Los especialistas iniciaron argumentando que en Colombia, “la normativa que regula la comunicación institucional de las entidades estatales ha evolucionado hacia la transparencia, la austeridad y la neutralidad política”.
En ese sentido, hicieron alusión al artículo 209 de la Constitución Política, que “dispone que la función administrativa debe regirse por los principios de moralidad, imparcialidad y publicidad, lo cual excluye el uso de recursos públicos para promover agendas personales o políticas”.
El grupo de abogados afirmó que, “en desarrollo de este mandato, el legislador expidió la Ley 2345 de 2023”, en la que constituye “el marco regulatorio más relevante en la materia”. Sin embargo, es importante mencionar lo que establece la norma:
“Prohibición de marcas de gobierno: se impide que las entidades públicas utilicen sus canales oficiales para promocionar un plan de gobierno, un grupo político o la imagen de un funcionario en particular, incluido el Presidente de la República”.
Dice la Ley 2345 de 2023
También se enmarca en esa ley un “manual de Identidad Visual de las entidades estatales”, en el que se fijan “parámetros de logos, colores y símbolos institucionales, prohibiendo que estos incluyan referencias a partidos políticos, movimientos ciudadanos o figuras políticas”, cuestión que puede quedar en el limbo por la participación de Petro en esos mensajes de redes.

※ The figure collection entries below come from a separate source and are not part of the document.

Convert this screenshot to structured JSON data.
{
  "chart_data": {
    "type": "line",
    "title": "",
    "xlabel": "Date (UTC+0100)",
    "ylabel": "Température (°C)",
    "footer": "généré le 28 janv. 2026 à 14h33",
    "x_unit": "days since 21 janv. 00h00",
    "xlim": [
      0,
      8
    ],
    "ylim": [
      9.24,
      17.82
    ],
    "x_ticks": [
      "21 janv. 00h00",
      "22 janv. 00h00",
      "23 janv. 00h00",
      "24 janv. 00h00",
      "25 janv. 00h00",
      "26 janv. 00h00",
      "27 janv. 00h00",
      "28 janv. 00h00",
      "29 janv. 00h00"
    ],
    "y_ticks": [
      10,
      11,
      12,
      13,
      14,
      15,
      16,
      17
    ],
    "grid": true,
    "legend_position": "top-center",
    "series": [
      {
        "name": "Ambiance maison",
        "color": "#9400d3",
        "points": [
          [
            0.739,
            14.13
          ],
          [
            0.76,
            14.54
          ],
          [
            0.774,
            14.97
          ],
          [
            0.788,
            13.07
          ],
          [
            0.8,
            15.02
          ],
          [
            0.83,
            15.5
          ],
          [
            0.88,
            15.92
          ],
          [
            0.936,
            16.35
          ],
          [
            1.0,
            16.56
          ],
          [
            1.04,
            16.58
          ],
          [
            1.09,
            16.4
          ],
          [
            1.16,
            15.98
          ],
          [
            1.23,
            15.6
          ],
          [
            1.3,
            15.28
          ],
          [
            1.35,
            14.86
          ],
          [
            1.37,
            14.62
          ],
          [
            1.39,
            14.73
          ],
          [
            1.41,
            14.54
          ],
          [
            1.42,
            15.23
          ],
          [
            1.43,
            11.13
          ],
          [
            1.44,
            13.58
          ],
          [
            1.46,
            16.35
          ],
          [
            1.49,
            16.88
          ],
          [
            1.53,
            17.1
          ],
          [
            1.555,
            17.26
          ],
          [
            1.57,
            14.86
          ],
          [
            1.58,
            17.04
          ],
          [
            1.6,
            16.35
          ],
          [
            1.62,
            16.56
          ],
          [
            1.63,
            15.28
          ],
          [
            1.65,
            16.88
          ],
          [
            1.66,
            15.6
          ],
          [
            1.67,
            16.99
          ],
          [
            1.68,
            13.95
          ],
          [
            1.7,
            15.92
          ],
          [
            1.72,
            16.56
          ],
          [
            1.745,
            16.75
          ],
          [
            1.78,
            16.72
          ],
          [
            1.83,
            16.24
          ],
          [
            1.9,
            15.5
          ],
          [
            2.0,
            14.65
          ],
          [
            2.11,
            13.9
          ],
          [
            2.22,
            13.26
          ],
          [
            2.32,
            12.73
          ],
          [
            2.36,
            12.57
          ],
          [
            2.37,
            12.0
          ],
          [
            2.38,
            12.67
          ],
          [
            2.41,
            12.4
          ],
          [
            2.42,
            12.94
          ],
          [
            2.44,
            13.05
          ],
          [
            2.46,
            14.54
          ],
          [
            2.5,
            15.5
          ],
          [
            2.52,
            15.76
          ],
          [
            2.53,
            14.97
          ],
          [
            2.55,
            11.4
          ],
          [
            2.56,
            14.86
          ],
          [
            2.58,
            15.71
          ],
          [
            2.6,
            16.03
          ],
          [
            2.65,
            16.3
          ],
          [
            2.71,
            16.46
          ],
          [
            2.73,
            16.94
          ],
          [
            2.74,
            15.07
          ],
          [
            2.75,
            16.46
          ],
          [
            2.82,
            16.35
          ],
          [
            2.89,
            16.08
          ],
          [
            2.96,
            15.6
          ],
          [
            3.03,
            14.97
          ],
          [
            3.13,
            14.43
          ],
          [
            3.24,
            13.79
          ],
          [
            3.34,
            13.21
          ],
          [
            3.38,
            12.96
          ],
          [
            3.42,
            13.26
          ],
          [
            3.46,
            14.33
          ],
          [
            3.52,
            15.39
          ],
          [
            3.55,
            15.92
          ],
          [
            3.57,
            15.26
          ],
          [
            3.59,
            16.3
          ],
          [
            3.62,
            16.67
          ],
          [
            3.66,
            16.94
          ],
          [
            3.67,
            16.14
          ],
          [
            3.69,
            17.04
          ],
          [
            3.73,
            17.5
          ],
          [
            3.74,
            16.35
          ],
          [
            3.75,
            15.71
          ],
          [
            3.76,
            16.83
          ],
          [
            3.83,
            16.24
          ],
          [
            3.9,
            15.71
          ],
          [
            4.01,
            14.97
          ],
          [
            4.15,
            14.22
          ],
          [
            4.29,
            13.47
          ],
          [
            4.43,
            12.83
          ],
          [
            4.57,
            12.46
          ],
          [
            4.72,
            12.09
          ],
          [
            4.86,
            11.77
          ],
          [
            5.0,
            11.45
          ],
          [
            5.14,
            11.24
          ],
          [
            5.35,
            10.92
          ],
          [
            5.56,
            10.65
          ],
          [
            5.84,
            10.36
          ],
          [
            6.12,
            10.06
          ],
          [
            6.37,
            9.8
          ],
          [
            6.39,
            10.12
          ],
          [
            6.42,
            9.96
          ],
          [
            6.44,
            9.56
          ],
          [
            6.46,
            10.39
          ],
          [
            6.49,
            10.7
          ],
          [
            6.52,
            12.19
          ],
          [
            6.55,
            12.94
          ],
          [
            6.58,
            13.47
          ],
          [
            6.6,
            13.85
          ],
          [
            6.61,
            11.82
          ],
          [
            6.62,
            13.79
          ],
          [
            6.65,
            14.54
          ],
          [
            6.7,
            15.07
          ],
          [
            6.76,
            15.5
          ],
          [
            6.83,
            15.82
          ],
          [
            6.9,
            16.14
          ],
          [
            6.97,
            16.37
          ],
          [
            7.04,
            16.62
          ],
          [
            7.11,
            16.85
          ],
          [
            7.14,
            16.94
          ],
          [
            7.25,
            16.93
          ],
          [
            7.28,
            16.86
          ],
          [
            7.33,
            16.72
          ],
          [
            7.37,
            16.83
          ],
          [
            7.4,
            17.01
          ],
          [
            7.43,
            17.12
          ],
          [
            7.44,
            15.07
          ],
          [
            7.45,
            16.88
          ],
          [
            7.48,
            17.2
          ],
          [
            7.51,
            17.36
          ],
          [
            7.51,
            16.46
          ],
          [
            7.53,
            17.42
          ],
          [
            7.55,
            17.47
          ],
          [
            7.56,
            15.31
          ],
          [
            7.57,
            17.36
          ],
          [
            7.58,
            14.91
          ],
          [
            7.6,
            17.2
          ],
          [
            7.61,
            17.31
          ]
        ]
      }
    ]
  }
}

Otra cuestión para tener en cuenta es el “Principio de austeridad en la publicidad estatal”. Ese establece que “la comunicación debe enfocarse en los fines misionales de cada entidad y no en la promoción de una persona o una agenda política”, que también debe ser materia de observación para el caso.
A esta normativa se les suman los lineamientos del MinTIC y de la Función Pública, que dejan por sentado que
«la gestión de cuentas oficiales debe ser institucional, no personal, bajo protocolos de seguridad.
El contenido debe responder a la misión y visión de la entidad, no a intereses particulares o de gobierno.
La información debe ser oficial, veraz y ajustada a la legalidad».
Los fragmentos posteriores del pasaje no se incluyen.